Spotlight Chronicles: Describe your connection to your audience? How is it special to you?
Ty Hurless: I relate to the audience because I’ve always been a music fan too. I really love live music and I have the thing they are experiencing in common with them. I think the tribute band experience in particular is a moment in time to take a deep breath and pause and transport back to a time in your life when you first heard the song the band is performing. In our case, Tom Petty’s music has meant so much to so many and we’ve had so many fans tell us being at our show was cathartic for them. I also have a great deal of appreciation for them being there and supporting us because we couldn’t do it without them…
Spotlight Chronicles: If you could do a second tribute band, who would it be for?

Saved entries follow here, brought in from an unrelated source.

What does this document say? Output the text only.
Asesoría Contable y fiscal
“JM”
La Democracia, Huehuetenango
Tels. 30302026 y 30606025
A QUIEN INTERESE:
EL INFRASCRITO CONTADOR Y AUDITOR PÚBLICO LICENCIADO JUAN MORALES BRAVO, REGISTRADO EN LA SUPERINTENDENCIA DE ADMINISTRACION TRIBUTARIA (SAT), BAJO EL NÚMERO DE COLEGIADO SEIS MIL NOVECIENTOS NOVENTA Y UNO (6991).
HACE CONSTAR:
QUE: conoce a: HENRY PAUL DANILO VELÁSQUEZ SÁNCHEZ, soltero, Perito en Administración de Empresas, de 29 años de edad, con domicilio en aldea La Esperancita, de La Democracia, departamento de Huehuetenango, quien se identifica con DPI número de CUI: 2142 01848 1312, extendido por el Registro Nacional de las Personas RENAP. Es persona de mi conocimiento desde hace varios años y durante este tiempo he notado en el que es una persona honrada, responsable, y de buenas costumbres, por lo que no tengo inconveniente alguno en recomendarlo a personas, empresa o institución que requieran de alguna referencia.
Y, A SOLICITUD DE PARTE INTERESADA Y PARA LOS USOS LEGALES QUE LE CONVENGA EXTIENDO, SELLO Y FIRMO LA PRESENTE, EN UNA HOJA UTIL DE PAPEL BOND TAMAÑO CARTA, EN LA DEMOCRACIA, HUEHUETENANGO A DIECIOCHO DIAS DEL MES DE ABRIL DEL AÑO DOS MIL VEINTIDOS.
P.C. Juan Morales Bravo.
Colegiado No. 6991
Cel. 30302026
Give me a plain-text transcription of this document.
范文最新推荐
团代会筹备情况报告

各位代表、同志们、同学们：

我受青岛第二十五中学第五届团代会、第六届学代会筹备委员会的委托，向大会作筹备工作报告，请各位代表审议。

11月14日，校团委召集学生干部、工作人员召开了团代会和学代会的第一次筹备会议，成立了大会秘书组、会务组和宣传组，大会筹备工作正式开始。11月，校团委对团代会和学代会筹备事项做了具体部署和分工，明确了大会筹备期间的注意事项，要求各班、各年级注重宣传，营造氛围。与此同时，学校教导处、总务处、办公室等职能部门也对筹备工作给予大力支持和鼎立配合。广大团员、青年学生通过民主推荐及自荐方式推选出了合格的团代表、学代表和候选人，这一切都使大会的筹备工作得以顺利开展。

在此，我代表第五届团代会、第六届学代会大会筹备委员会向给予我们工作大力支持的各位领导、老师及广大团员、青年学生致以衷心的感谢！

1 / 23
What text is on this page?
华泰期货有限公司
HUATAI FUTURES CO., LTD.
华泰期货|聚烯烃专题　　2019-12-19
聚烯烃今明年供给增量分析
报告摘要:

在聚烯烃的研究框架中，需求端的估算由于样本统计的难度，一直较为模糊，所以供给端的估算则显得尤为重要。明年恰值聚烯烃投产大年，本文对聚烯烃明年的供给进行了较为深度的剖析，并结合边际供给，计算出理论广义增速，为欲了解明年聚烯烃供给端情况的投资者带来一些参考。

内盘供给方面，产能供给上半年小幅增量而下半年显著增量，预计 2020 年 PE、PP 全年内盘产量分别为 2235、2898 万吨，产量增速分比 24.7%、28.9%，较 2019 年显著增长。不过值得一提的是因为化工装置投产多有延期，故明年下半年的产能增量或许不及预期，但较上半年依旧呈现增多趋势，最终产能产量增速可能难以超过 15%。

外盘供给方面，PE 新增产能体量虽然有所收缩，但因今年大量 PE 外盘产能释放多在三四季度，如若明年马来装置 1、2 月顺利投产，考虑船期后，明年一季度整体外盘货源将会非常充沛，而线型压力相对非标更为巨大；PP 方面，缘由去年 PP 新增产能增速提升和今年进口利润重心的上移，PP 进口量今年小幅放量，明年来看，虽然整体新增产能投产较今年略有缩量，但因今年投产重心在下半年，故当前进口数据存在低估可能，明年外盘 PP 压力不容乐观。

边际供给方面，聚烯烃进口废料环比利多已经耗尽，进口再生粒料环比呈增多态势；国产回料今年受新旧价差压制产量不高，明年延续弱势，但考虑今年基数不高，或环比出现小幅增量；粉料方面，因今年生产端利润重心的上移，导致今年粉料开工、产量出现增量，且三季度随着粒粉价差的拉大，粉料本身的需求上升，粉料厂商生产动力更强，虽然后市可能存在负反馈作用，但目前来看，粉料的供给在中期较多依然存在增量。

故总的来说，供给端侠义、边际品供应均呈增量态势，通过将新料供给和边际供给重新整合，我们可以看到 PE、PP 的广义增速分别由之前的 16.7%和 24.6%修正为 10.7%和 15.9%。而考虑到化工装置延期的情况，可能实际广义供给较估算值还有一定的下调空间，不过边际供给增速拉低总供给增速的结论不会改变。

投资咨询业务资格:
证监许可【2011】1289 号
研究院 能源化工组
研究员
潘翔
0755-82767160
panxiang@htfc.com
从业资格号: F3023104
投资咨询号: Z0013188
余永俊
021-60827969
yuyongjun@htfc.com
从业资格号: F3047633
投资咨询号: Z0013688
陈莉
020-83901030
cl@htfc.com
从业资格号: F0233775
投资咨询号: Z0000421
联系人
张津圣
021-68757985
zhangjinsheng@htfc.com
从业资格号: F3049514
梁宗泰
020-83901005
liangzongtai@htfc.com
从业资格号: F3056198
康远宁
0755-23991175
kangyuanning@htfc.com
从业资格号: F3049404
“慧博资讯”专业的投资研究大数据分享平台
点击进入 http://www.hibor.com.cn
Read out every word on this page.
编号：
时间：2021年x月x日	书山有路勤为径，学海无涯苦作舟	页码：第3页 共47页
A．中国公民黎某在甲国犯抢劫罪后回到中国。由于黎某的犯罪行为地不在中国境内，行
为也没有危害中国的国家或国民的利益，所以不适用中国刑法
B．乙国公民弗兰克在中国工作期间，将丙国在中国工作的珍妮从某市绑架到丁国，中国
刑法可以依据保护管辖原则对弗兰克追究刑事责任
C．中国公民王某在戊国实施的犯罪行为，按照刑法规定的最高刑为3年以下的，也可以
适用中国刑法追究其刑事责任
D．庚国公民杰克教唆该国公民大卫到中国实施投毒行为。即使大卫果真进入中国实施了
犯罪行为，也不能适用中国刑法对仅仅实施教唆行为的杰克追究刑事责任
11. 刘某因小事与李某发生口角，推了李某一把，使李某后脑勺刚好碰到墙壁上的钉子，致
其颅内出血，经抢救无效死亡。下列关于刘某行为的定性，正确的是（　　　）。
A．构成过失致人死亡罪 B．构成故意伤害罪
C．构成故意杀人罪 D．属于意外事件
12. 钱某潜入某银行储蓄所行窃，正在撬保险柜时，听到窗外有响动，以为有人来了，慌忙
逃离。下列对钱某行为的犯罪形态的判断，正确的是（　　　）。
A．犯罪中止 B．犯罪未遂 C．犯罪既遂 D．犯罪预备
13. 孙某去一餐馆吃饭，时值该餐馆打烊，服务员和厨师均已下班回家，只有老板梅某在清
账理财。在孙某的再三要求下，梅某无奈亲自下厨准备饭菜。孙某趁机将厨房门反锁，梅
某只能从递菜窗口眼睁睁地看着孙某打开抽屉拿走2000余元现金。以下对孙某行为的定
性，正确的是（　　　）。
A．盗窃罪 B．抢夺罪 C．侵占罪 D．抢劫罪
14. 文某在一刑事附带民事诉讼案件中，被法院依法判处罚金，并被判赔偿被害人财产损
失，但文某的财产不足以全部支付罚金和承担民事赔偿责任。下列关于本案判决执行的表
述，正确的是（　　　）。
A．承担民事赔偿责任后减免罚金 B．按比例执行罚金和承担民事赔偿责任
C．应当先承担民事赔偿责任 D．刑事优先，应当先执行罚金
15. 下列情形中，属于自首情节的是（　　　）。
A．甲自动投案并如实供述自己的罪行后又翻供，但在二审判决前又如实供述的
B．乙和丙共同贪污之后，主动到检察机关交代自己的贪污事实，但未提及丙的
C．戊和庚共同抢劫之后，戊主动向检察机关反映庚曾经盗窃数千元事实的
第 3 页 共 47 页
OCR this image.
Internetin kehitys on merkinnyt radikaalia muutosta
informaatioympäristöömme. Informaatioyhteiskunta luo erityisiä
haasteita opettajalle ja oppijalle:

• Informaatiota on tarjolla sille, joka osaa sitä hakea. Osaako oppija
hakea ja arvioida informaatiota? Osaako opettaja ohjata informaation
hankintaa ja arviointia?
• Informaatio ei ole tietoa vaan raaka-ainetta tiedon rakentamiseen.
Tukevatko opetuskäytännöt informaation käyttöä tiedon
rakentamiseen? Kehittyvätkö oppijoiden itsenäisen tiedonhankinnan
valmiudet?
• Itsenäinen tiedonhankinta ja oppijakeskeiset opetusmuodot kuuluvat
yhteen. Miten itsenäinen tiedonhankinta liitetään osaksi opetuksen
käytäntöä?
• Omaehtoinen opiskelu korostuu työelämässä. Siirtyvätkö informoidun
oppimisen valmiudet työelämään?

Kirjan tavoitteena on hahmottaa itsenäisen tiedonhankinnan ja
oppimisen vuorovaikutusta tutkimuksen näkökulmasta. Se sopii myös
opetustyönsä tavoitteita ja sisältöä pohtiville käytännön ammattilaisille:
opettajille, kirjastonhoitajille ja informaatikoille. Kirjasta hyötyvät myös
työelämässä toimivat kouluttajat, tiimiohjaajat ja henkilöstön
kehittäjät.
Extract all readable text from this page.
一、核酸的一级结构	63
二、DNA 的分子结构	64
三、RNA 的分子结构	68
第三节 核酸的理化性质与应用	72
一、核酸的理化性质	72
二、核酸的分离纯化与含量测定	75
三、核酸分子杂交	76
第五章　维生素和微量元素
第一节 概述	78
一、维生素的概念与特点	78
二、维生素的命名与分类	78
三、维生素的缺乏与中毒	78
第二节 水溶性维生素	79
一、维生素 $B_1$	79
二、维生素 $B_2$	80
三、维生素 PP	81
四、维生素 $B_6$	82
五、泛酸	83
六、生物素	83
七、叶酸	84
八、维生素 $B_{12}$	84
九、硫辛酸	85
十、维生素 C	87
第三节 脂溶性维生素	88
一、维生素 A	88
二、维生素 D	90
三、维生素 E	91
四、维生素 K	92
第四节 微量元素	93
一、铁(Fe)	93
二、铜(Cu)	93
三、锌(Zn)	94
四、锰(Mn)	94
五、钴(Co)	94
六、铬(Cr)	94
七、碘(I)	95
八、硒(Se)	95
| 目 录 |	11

Ty Hurless: Possibly David Bowie or maybe The Beatles. Those are two of my all-time favorite artists. This is kind of random, but I always thought it’d be fun to do a Rick Springfield tribute band. He’s got great music that people don’t know about and a little bit of the tribute show is an education in an artist’s repertoire.
Spotlight Chronicles: Do you ever write your own music? Do you plan to?
Ty Hurless: I’ve written music throughout my life and have co-written and participated in original recordings over the years. Right now, I’m in the process of finishing a backlog of unfinished stuff, and have recently had a surge of creativity which I’m trying to take advantage of. My goal for this year is to get all this stuff demo-ed and recorded. I’m not sure how far I’ll get on the recording part, but hope to be out performing those songs in a smaller setting later this year and hope my Damn Torpedoes friends will follow me.
Spotlight Chronicles: What advice do you have for younger artists starting out in Austin, either performing originals or covers, to gain a following, advance their music, get gigs at better venues?
Ty Hurless: I would tell younger artists and musicians that the thing that will get you the farthest is persistence. Keep trying and don’t ever give up, even when the gigs seem hopeless. Put everything you have into every gig, whether you’re in front of two people or 2,000. Just keep working and keep getting better at what you do.
Spotlight Chronicles: What music advice would you give your younger self?
Ty Hurless: The advice I’d give my younger self is just to believe in yourself and believe in your talent and abilities. Don’t sabotage yourself. Everyone starts somewhere and you’re better than you think you are. (This is also a piece of advice I’d add to the above) 🙂
What do you want your audience to feel and remember when they leave your shows?
Ty Hurless: I want them to come away feeling lighter; feeling energized and happy. I want them to know the power of great music. Tom Petty’s music in particular. The power that music has to uplift and how it resonates.
We hope to see folks out at our shows, We have shows coming up, the calendar is getting booked. We are playing around Austin, playing around Texas. For anyone with reservations about tribute bands, our band will change your mind.
Thank you Ty for the interview and the rest of The Damn Torpedoes for the amazing show. I really enjoyed the performance at Iron Wolf Distillery!